Version 0.3 of the Merg-E language specification : Literal operat...

This is part seventeen in a series on the 0.3 version of the language spec for the Merg-E Domain Specific Language for the InnuenDo Web 3.0 stack. I'll add more parts to the below list as the spec progresses:

part 1 : coding style, files, merging, scoping, name resolution and synchronisation
part 2 : reverse markdown for documentation
part 3 : Actors and pools.
part 4 : Semantic locks, blockers, continuation points and hazardous blockers
part 5 : Semantic lexing, DAGs, prune / ent and alias.
part 6 : DAGs and DataFrames as only data structures, and inline lambdas for pure compute.
part 7 : Freezing
part 8 : Attenuation, decomposition, and membranes
part 9 : Sensitive data in immutables and future vault support.
part 10 : Scalars and High Fidelity JSON
part 11 : Operators, expressions and precedence.
part 12 : Robust integers and integer bitwidth generic programming
part 13 : The Merg-E ownership model, capture rules, and the --trustmebro compiler flag.
part 14 : Actorcitos and structural iterators
part 15 : Explicit actorcitos, non-inline structural iterators, runtimes, and abstract scheduler pipeline.
part 16 : async functions and resources and the full use of InnuenDo VaultFS
part 17: RAM-Points, RAM-points normalization bag, and the quota-membrane.
part 18: Literal operators & Rational and Complex numbers.

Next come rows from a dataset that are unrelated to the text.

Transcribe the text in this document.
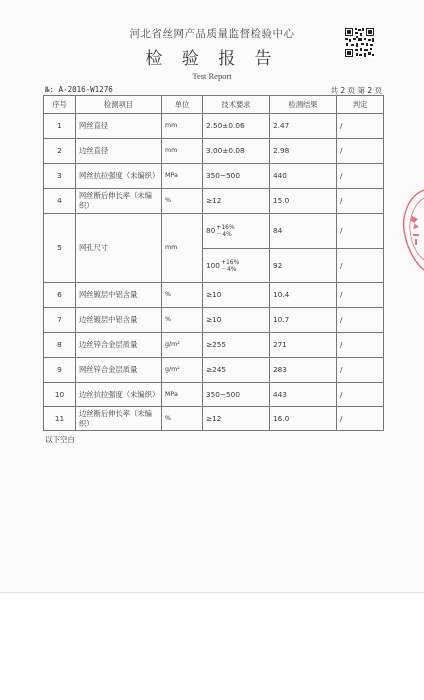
河北省丝网产品质量监督检验中心
检 验 报 告
Test Report
№: A-2016-W1276	共 2 页 第 2 页
序号	检测项目	单位	技术要求	检测结果	判定
1	网丝直径	mm	2.50±0.06	2.47	/
2	边丝直径	mm	3.00±0.08	2.98	/
3	网丝抗拉强度（未编织）	MPa	350~500	440	/
4	网丝断后伸长率（未编织）	%	≥12	15.0	/
5	网孔尺寸	mm	80 +16%
－4%	84	/
			100 +16%
－4%	92	/
6	网丝镀层中铝含量	%	≥10	10.4	/
7	边丝镀层中铝含量	%	≥10	10.7	/
8	边丝锌合金层质量	g/m²	≥255	271	/
9	网丝锌合金层质量	g/m²	≥245	283	/
10	边丝抗拉强度（未编织）	MPa	350~500	443	/
11	边丝断后伸长率（未编织）	%	≥12	16.0	/
以下空白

In this post I'm discussing a last minute patch to the v0.3 language spec. This addition is needed because delaying it would break backward compatibility for operator extension.

Movint the core language / user extension boundary

In the previous v0.3 language spec post we defined three things:

The core language lives completely in ascii codespace
Overloadable operators live in specific groups of the unicode space past 127
Naming tokens start with an alpha character, optionally uppercase character, or one or two underscores, followed by lowercase alphanumerics and a matching number of underscores at the end.

But while I was drafting for the 0.4 spec, there two pesky character that would break all of this, the '÷' that is at unicode codepoint 247, and the '¡' at codepoint 161.

For this reason, and to give the core language some more overall space, we are making a big change to these rules.

The core language lives completely in latin-1 codespace
Overloadable operators live in specific groups of the unicode space past 255, the 128..255 range is now reserved for future core language usage.
Naming tokens can contain characters in the 223..255 range as small letters and in the 192..222 range as capital letters.

When making this change, we aren't just going to be doing so in preparation for 0.4, we are going to be practical and actually pull the ÷ and the ¡ into the language.

So what do we need the ÷ and the ¡ for? We need it for a third and a 4th base type of numbers.

Rational numbers

Merg-E being a language that tries to make cryptography a first class citizen of the runtime, we need a solid foundation of numerical types, and floats and ints aren't quite enough, even if we have bigger floats and ints than most languages (up to int16384, uint16384 and float256). What we need is a type for rational numbers. This is not a Merg-E language quirk, many number friendly languages already have a rational type.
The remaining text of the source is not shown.